Table 2. Patterns implementation results

| Patterns | Number   | of gates | Memory<br>(Flip-Flops) |          | Execution time<br>(clocks) |         | Hardware<br>increase |
|----------|----------|----------|------------------------|----------|----------------------------|---------|----------------------|
| E S      | Hardware | Increase | Slices                 | Increase | Time                       | Speedup | effectiveness        |
| (1)      | 92,623   | 0 %      | 557                    | 0 %      | 23,409                     | 1       | -                    |
| (2)      | 108,623  | 17.3 %   | 717                    | 28.7 %   | 23,489                     | 1       | 1:0                  |
| (3)      | 110,989  | 19.8 %   | 718                    | 28.9 %   | 21,109                     | 1.1     | 1:0.06               |
| (4)      | 122,596  | 32.4 %   | 828                    | 48.7 %   | 18,769                     | 1.25    | 1:0.04               |
| (5)      | 123,384  | 33.2 %   | 824                    | 47.9 %   | 16,957                     | 1.38    | 1:0.04               |
| (6)      | 140,061  | 51.2 %   | 1,224                  | 119.7 %  | 15,393                     | 1.52    | 1:0.03               |
| (7)      | 169,133  | 82.6 %   | 1,344                  | 141.3 %  | 12,927                     | 1.81    | 1:0.02               |
| (8)      | 172,063  | 85.8 %   | 1,450                  | 160.3 %  | 7,967                      | 2.94    | 1:0.03               |
| (9)      | 220,176  | 137.7 %  | 1,469                  | 163.7 %  | 1,393                      | 16.8    | 1:0.12               |
|          |          |          |                        |          |                            |         |                      |



0 20 40 60 80 100 120 140 160 Figure 5. Relationship between hardware increase and speedup

ports also achieves 3 times of speedup. Other patterns from 3 to 7 also have good speedup correspondingly to the hardware size increase.

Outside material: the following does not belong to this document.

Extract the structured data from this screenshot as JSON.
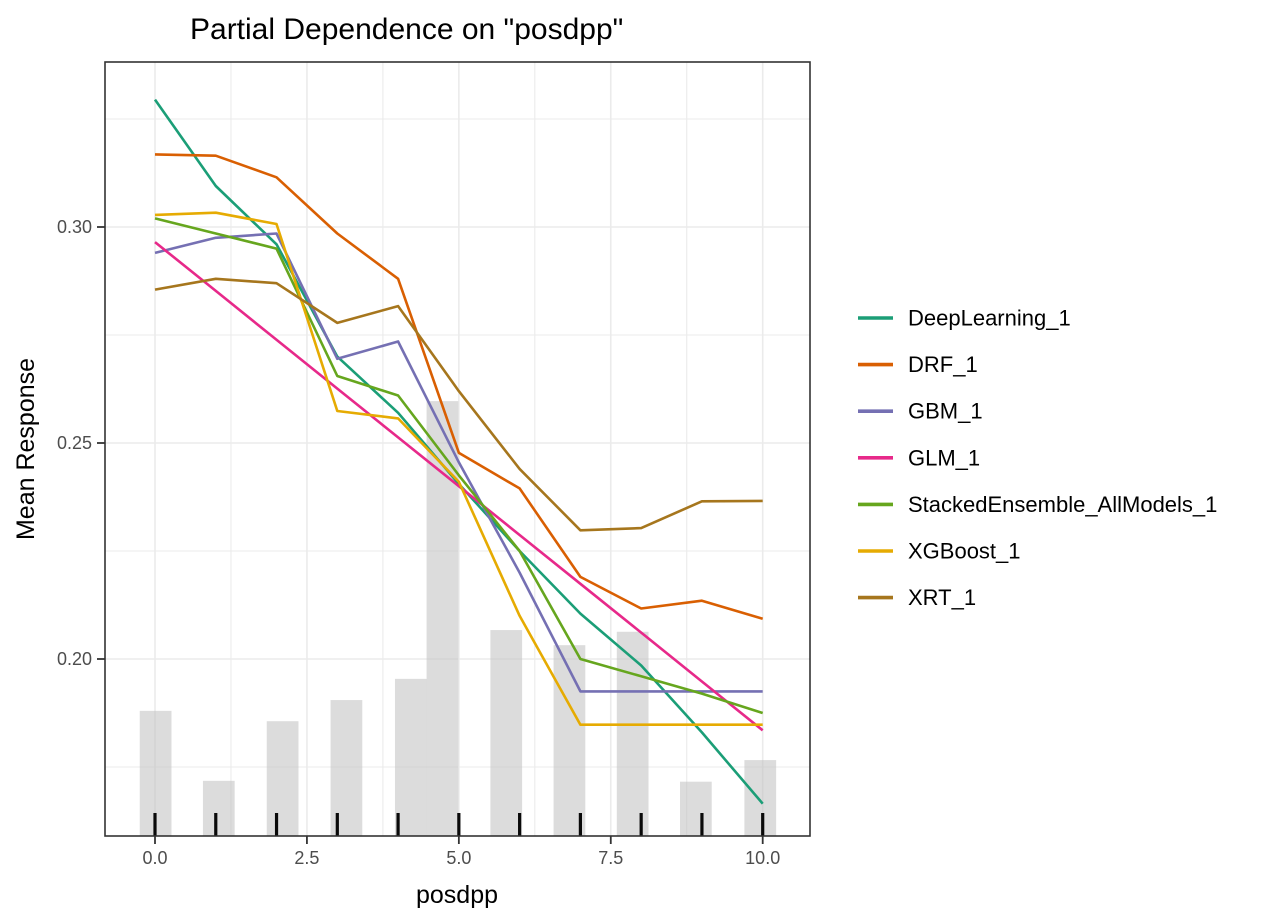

In general, the small computation modules with many data movement between hardware and software have small effect to the speedup of the system due to the latency of huge amount of data transfer through port. However, when those modules are combined together into a united hardware module or working in parallel using several communication ports, the hardware effectiveness will be increased significantly due to the changes in the data transmission methodology, which allows data transfer through wide buses or registers and the parallel execution methodology. Besides, the number of communication ports between soft core processor and user hardware can be reduced in combined hardware module.

# 7. Conclusion and Future work

This paper described 9 implementation patterns of SHA algorithm for the Hardware/Software division optimization on MicroBlaze. The results show that the effect of hardware implementation increases correspondingly to the hardware size and decreases correspondingly to the number of data transfer between hardware and software. Other algorithms such as MD5, matrix inversion should be implemented into MicroBlaze board in the same manner.

# References

[1] Federal Information Processing Standards (FIPS) Publication 108-2, Secure Hash Standard (SHS), U.S. DoC/NIST, Aug, 2002.

[2] Microblaze Processor Reference Guide from Xilinx UG081 (v6.0) June 1, 2006.